The third source Haver cites is Lightbown, Halter, White and Horst (2002), who compared the impact of a comprehension-based method with traditional methodology in ESL for French-speaking children in New Brunswick, Canada. According to Haver, "the only difference between the groups was that one group was taught with little or no focus on form, whereas the other group received form-focused instruction and feedback on error correction regularly" (xiv). The differences were greater than this. The core activity in the comprehension-based classes was independent listening to English books on tape while following along in the text, for 30 minutes per day, starting in grade 3. In grades 5 and 6, students also watched video programs and followed the transcripts, and did some workbook activities. The comparison groups were described as audio-lingual.

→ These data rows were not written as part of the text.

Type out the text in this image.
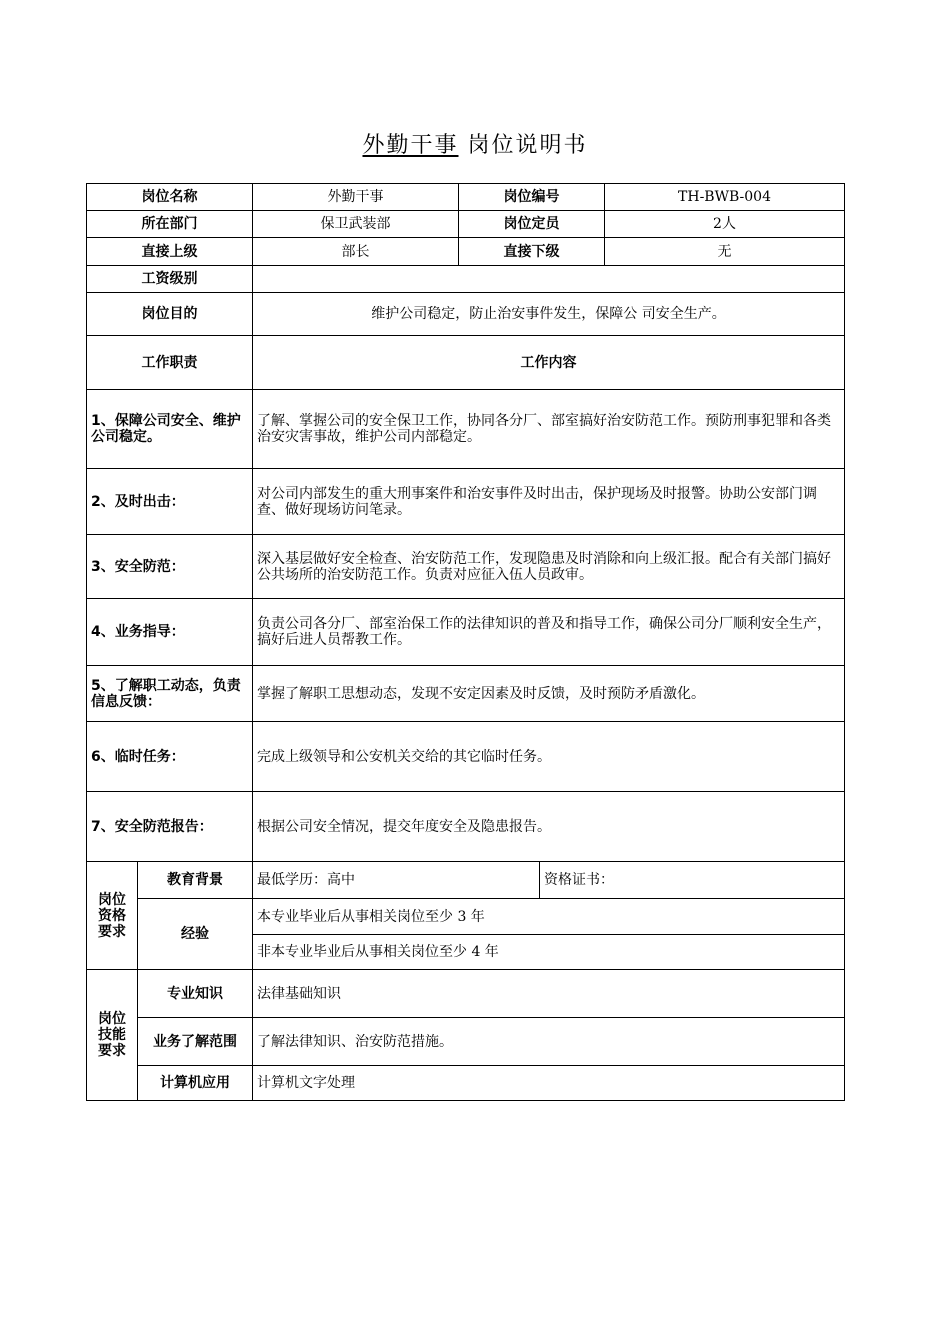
外勤干事 岗位说明书
岗位名称		外勤干事	岗位编号		TH-BWB-004
所在部门		保卫武装部	岗位定员		2人
直接上级		部长	直接下级		无
工资级别					
岗位目的		维护公司稳定，防止治安事件发生，保障公 司安全生产。			
工作职责		工作内容			
1、保障公司安全、维护公司稳定。		了解、掌握公司的安全保卫工作，协同各分厂、部室搞好治安防范工作。预防刑事犯罪和各类治安灾害事故，维护公司内部稳定。			
2、及时出击：		对公司内部发生的重大刑事案件和治安事件及时出击，保护现场及时报警。协助公安部门调查、做好现场访问笔录。			
3、安全防范：		深入基层做好安全检查、治安防范工作，发现隐患及时消除和向上级汇报。配合有关部门搞好公共场所的治安防范工作。负责对应征入伍人员政审。			
4、业务指导：		负责公司各分厂、部室治保工作的法律知识的普及和指导工作，确保公司分厂顺利安全生产，搞好后进人员帮教工作。			
5、了解职工动态，负责信息反馈：		掌握了解职工思想动态，发现不安定因素及时反馈，及时预防矛盾激化。			
6、临时任务：		完成上级领导和公安机关交给的其它临时任务。			
7、安全防范报告：		根据公司安全情况，提交年度安全及隐患报告。			
岗位资格要求	教育背景	最低学历：高中		资格证书：	
	经验	本专业毕业后从事相关岗位至少 3 年			
		非本专业毕业后从事相关岗位至少 4 年			
岗位技能要求	专业知识	法律基础知识			
	业务了解范围	了解法律知识、治安防范措施。			
	计算机应用	计算机文字处理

Before discussing the results, it is important to note that it was not clear that the "comprehension groups" received high-quality comprehensible input. There was individual variation in involvement in the listening/reading activity. Lightbown et. al. note that "both teachers and program evaluators observed that students in the experimental program varied greatly in their approach to the listening-reading activity. Some students followed the words with their fingers, while others allowed their gaze (and their mind?) to wander around the room. Students were encouraged to read each book at least twice, and some happily read the same book more than twice, while others chafed at this restriction and insisted on reading new books as quickly as they could..." (p. 454). In my view, the requirement that students simultaneously read the text while reading was quite unnatural. Lightbown et. al. insist, however, that the children really did get absorbed in stories (p. 457).

There was no difference between the groups on most measures. Haver states that the traditional group did "considerably better in writing" (xiv). Not so. Only one of the two traditional groups did better on the writing test. The measure used was the percentage of students in each group who used a form "at least once." The higher-performing comparison group wrote much more than all other groups, which guaranteed that more of these students would use a form "at least once." This group produced nearly double the verbs the other groups did on the writing test. The other comparison group did slightly better than the experimental groups, but the difference was not statistically significant.

Haver also states that the traditional group also did better on "some levels of oral production" (xiv). Only one of the two traditional groups took the oral test, a group that performed much better than the other traditional group throughout the study. They were better than the experimental students only in their greater use of one aspect of the plural morpheme and the pronoun "they."

In summary, this study used a doubtful measure of linguistic competence, at best a weakened form of comprehensible input, and nevertheless found practically no advantage for direct teaching of grammar.

In conclusion, the three sources of support for Haver's claim of the effectiveness of grammar instruction fade away when examined in detail. In fact, they provide evidence showing that grammar instruction has only a weak effect, at best. For discussion of additional studies, see Krashen (2003).

REFERENCES

Asimov, N. 2000. Test Scores Up, Test-Takers Down: Link between participation, improvement on school exam prompts concern. San Francisco Chronicle, Saturday, July 22, 2000.